肌を、肉を切り裂かれているのに。痛みを感じない、むしろ快楽のような感覚に陥る。そうか俺はおかしいのか。もっと激しく、痛くしてほしいのか。
「……いち、のせ…さ、ん」
一ノ瀬さん俺、おかしいんですか?
「……遙は傷つけられるのが好きなの?気持ちいいんだね」
彼は少し驚いたように。そして嬉しそうに呟いた。
「ちがっ……!」
必死に否定しているけれど、体はもっと快感をもとめるのだ。
「そんなモノ欲しそうな顔してよく言うね。大丈夫だよ、誰も見ていないし心配しないで。もっと欲しがったっていい」
さっきも考えていたことをもう一度思い出した。
助けもこない、音も外には聞こえない、ここには二人しかいない。
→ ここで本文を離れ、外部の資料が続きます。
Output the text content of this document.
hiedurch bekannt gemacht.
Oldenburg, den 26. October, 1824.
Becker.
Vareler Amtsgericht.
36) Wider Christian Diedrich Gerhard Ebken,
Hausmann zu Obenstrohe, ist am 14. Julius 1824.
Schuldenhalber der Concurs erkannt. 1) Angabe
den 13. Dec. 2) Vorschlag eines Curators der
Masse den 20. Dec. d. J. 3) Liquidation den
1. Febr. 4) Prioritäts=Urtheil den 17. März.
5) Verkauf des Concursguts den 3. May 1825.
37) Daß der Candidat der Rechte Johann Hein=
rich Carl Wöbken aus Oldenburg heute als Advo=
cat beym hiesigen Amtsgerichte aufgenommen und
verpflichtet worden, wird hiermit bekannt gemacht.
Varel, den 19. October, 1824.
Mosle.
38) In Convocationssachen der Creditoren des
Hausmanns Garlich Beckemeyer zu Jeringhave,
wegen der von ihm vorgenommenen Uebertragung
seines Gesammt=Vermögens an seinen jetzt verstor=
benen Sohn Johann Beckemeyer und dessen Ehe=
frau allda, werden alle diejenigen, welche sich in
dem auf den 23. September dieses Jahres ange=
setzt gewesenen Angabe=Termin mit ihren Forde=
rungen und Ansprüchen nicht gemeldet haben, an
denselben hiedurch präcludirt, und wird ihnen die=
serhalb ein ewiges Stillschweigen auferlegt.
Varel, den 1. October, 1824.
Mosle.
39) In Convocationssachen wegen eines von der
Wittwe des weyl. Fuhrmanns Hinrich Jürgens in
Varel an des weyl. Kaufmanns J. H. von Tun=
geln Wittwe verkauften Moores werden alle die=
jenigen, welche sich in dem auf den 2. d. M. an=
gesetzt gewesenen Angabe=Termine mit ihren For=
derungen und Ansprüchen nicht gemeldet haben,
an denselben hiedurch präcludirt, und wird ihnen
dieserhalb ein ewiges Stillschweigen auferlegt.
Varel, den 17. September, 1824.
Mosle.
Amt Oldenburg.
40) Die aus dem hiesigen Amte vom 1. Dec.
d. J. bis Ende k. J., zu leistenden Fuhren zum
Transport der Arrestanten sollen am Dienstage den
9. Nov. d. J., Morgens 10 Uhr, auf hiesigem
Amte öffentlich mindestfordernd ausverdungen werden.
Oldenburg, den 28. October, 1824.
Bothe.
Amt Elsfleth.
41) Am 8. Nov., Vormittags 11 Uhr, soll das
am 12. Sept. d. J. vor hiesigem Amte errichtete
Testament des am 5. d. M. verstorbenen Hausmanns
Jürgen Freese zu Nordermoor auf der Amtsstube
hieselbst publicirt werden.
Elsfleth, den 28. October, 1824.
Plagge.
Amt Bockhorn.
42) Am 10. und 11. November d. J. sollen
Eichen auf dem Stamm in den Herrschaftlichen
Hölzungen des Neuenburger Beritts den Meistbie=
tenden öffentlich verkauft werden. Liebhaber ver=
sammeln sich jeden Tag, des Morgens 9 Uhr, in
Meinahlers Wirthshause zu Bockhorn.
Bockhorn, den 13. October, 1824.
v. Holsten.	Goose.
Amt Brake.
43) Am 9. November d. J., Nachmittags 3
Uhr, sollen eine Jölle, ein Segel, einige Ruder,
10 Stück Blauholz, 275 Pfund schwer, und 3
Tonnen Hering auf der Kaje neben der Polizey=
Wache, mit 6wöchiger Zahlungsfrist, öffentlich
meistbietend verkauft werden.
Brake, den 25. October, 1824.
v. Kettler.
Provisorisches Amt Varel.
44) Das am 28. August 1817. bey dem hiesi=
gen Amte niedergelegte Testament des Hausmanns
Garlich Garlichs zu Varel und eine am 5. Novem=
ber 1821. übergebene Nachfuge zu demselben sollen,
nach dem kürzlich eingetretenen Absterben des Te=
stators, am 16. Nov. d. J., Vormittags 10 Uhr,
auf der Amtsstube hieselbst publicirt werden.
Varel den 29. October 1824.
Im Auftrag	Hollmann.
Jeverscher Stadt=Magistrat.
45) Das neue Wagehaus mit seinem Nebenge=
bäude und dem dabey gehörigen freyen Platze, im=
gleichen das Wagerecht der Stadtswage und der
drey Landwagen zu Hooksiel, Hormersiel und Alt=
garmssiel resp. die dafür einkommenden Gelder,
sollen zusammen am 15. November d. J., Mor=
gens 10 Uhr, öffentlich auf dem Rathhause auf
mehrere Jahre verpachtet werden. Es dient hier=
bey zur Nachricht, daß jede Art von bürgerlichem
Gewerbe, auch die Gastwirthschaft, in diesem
そして俺が快楽を求めているのなら……
最初からなんの問題もないのだ。
ならばもう、とこ呑この人の……玩具になろう。
「どうしたの?急に静かになって」
顔を近づけてきた一ノ瀬さん。その表情は狂気だ。
「一ノ瀬さん……俺も…とっくに狂ってたのかも知れませんね」
吐くようにいえば、一ノ瀬さんはさらに接近して俺にキスをした。
短く。
「そうだね、遙。最初から君は狂っていたよ、気持ち悪いくらいにね」
最初から狂っていた。
そう考えてしまったらもう、今この行為を辞めたところで何にもならない。
辞めたら何かを失うのではないか。そんな錯覚にさえ陥る。
「激しくていい、だから…………俺を壊して…」
結論はこうだ。
もう壊してほしい。体も心も一度壊して、そして一ノ瀬さんの好きなようにすればいい。
「初めからそのつもりだよ、遙」
ニヤリと笑う一ノ瀬さんを、気持ち悪いと思うこともなくなっていた。